I’m used to appraoching Dallas from the big highways, which frankly is where it looks the worst, hideous and wrapped in crumbling ribbons of gray concrete. But driving in on this stepchild road, you can see leftover bits that are still lovely–old bridges with Art Deco trim, houses that were once grand, what’s left of the Trinity River. And open space, which you never see in the newer rich neighborhoods, with their big aggressive overdone houses shoved up shoulder to shoulder, without yards or sidewalks or anything that might give them personality.

You also see lots of rusting barbed wire, hitchikers and homeless guys collecting trash, decaying fast food signs, pollution, and places where you know you don’t want to be stranded after dark. Despair and desolation and cold nights huddling in doorways for the ones who are stuck here.

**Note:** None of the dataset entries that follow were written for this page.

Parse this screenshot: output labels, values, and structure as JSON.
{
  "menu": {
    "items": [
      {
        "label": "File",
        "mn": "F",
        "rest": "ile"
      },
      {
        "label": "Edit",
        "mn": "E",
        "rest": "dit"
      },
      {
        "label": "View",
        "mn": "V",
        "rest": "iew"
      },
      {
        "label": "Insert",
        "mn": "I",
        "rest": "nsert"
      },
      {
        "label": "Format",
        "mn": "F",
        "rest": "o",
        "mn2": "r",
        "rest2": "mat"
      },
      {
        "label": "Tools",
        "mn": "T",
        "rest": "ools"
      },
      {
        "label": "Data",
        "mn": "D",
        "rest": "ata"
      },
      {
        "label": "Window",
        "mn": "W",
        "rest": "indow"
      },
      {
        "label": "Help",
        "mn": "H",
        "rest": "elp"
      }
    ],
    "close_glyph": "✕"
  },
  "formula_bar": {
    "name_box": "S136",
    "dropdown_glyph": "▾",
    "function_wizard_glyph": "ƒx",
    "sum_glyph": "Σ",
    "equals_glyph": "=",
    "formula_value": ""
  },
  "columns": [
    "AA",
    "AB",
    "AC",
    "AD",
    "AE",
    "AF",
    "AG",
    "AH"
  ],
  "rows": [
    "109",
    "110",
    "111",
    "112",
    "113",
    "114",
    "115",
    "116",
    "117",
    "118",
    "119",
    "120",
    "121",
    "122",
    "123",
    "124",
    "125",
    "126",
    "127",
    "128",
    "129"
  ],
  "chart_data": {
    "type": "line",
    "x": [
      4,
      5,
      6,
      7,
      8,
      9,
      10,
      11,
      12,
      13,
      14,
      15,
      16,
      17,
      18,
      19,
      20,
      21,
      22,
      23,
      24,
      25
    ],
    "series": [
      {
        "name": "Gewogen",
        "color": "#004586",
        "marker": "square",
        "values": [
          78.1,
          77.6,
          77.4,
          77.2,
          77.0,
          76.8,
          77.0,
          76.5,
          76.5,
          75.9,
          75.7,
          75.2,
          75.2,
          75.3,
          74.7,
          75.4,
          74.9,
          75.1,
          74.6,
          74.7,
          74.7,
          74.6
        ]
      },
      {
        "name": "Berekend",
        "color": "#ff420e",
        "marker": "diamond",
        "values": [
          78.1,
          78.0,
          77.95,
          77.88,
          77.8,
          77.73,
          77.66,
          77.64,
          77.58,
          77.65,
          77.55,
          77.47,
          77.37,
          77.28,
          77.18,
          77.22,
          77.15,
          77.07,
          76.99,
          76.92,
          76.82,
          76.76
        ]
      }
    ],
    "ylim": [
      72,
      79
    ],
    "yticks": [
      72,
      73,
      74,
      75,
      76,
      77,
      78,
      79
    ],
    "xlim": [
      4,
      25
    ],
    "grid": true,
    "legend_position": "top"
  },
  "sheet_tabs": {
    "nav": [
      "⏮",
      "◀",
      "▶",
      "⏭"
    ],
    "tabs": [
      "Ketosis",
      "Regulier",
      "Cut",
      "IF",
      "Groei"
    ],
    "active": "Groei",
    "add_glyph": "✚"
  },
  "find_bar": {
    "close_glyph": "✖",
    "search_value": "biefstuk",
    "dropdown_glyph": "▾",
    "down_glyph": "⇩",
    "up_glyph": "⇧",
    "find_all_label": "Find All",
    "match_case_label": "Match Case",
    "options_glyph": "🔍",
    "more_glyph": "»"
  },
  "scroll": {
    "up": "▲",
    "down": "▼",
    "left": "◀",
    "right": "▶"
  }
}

But above all that is a wondrous view. The low buildings of the bad part of town leave lots of room for sky, and the sky in Texas is spectacular when you get to see it unobstructed, a gigantic theater arch for wind and moisture and sunlight to show what they can do in all their glorious random perfection. And right there in front of you, against that sunrise sky, are the gleaming glass towers of Dallas rising from the flat plain like Oz. Even the blunt green spear of the Fountain Place building or clumsy, outdated architecture of Reunion arena seem graceful in that light.

On the way home there are no cityscapes, but you drive into the sunset and get every last drop of it as it flickers away through the trees and drains from the roofs of the old houses and the factories. You feel that strange nostalgic feeling of a winter sunset, that glad sort of sadness, the shiver as the cold surges back, frost on the grass and the brave beauty of the decrepit farmhouse covered in dozens of strings of green and gold and white Christmas lights, crouched and defiant against the dark, long night.